Es Nochebuena. La decepciona comprobar que las costumbres no difieren mucho de las españolas. Cantan villancicos. Preparan una copiosa cena. Pavo al horno. Múltiples verduras multicolor. Del huerto familiar. Cómo no iban a tener un huerto. Puede imaginárselos recogiendo juntos la cosecha. Esa imagen le provoca una sutil risita. De postre, un pudín típico de Navidad en el que normalmente se esconde una pepita de oro. A quien le toca el pedazo con la pepita, supuestamente, está predestinado a tener un año de buena suerte. Y pavlova. Al ver la tarta, se le escapa un rugido. Suerte que nadie lo aprecia.
El día 25 sí es distinto. En España, se dan los regalos el día de Reyes. Aquí, el día de Navidad. Ella ha comprado un detalle a cada uno. Menos a Irene. A ella le ha regalado un vestido de una tienda del centro que, una noche que salieron hace semanas, Irene vio y del que quedó prendada. Al día siguiente, ella fue a la tienda y lo compró. Lo guarda desde entonces para esta ocasión. Como es de esperar Irene la abraza y besa en exceso en cuanto descubre de qué se trata. La próxima vez le regalará una esponja, quizás así no la manosee tanto.
Comen las sobras de la noche anterior. Cuando le sirven un buen trozo de pudin, comienza a comer. Entonces nota que algo le cruje entre los dientes. La pepita. Todos se alegran y la felicitan. "La suerte del principiante" dicen. Un año de buena suerte. Eso significa. No puede evitar plantearse lo absurdo que es ese concepto. La suerte no existe. Ni la mala tampoco. Sólo las acciones que acometemos. El año que está por venir será igual de malo que los veintiséis anteriores, piensa. No es consciente de lo mucho que se equivoca.
Las vacaciones de ensueño llegan a su fin. Tienen que volver el mismo día 25. Al día siguiente, tienen que trabajar. Se despiden. Máxima agradece más de mil veces lo bien que se han portado con ella. Y ellos la invitan a venir más fines de semana. Oferta que acepta, increíblemente, de manera sincera.
Después del viaje de vuelta, Irene baja del autobús dos paradas antes que ella. Se despiden. Ella vuelve a agradecerle haberla convencido de ir.
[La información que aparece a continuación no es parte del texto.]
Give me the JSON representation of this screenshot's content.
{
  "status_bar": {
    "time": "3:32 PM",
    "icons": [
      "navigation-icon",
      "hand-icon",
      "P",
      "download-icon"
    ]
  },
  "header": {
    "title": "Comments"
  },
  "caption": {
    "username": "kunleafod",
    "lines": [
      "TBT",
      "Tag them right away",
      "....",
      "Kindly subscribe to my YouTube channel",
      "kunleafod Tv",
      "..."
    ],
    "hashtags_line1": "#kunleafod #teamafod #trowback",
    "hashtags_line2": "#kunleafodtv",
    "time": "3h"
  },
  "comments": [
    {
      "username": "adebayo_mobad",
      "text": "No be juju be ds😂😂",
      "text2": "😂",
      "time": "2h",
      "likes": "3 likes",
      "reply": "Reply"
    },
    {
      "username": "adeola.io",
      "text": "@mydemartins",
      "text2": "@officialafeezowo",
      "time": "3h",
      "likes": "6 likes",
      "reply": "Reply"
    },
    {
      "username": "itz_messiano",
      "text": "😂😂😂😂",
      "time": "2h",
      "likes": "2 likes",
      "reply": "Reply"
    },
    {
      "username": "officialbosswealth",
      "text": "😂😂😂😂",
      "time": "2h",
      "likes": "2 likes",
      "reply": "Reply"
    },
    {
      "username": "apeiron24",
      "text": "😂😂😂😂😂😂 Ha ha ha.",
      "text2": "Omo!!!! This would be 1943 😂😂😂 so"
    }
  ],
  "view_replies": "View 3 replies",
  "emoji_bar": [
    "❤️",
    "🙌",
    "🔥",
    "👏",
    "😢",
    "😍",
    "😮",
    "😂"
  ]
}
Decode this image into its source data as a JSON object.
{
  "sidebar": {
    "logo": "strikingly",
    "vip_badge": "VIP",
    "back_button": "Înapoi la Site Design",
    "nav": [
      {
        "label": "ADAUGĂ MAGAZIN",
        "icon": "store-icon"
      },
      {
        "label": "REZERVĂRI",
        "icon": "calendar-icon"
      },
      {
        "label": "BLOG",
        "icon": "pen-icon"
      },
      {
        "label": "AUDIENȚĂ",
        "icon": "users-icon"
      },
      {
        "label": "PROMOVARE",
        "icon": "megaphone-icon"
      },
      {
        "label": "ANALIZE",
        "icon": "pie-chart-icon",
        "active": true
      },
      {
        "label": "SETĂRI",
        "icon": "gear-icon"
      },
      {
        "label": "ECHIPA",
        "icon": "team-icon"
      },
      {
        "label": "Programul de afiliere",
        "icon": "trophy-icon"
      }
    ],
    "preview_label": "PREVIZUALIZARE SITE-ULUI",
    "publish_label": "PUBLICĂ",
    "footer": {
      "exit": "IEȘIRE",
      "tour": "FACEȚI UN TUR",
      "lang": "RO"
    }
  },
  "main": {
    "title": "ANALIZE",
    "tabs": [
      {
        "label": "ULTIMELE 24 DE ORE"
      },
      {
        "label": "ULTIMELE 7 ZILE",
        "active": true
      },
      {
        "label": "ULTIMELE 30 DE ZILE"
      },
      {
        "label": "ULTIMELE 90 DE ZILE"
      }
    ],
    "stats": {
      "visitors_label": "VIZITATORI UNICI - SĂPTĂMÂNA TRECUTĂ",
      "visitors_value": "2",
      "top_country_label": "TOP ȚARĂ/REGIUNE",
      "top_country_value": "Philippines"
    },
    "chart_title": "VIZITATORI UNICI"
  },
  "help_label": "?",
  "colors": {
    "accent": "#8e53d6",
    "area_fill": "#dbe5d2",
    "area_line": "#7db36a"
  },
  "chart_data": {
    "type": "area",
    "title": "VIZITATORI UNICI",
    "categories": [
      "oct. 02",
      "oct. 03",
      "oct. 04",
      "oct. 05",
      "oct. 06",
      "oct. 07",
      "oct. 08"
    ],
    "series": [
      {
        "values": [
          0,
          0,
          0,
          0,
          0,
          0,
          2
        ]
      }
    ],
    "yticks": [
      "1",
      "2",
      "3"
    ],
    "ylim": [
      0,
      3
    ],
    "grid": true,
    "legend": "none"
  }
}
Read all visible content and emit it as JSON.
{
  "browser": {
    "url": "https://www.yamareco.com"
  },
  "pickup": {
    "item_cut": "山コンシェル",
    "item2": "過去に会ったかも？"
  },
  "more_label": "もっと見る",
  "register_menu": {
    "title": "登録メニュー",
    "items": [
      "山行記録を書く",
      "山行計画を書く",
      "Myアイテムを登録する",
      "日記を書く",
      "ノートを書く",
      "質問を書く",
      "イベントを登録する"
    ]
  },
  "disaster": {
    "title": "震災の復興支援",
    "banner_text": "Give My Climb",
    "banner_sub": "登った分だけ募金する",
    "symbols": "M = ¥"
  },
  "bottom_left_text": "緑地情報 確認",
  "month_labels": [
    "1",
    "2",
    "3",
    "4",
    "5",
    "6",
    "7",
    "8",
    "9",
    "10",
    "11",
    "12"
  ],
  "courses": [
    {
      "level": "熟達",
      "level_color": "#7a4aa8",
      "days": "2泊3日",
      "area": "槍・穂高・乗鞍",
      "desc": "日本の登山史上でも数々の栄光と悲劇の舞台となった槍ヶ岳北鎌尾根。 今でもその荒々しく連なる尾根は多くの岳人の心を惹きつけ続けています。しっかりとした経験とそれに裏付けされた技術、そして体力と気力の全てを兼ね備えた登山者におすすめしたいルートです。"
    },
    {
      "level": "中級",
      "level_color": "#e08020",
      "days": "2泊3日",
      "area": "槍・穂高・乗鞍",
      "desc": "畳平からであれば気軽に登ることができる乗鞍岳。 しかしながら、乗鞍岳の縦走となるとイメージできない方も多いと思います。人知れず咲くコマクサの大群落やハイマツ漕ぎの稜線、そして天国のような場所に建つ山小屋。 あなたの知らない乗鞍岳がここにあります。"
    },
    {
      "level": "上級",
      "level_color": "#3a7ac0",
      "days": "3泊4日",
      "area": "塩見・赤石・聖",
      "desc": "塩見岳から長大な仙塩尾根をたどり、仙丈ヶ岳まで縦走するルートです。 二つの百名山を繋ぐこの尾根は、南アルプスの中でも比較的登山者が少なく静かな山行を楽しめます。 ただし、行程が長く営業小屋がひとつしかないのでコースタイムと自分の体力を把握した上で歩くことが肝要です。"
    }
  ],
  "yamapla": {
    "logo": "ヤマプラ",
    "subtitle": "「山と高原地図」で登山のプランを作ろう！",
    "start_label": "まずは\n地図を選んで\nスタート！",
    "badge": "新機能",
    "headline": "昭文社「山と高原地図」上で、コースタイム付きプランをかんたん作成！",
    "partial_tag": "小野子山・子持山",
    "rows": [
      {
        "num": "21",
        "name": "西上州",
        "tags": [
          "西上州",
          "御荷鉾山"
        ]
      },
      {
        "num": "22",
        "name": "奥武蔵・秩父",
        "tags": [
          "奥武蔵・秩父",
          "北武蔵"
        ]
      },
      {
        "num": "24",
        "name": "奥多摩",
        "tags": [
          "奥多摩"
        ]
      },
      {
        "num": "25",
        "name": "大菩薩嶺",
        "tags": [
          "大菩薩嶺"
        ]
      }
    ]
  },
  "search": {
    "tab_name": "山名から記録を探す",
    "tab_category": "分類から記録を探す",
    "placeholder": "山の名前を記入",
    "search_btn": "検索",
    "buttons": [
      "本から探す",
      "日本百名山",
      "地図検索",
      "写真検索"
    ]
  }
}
Irene le coge la mano y le lanza una mirada de pura amistad. Cuando Máxima llega a la puerta de su edificio, no puede creer lo que ve.
Sus amigos. Todos ellos. Están con las maletas en la puerta. Preguntando a una pareja que pasea por la acera si estaban en la dirección correcta. Ella no puede creer lo que está viendo. La piel se le pone de gallina de manera automática. Pierde la fuerza de sus manos. La maleta, y la bolsa con los regalos que ha recibido, caen al suelo. El ruido hace que el grupo de amigos la mire. Entonces ella echa a correr lo más rápido que puede. Hacia ellos. Cuando está a pocos metros, pega un salto y se cuelga del cuello de uno de ellos. Lo abraza con las piernas y lo aprieta contra sí. Tan fuerte que no lo deja respirar. Se baja y comienza a abrazar a cada uno sin parar de reír. Hasta que todos se funden en el mismo abrazo. Y así se quedan unos minutos. Disfrutando del reencuentro después de más de cuatro meses separados.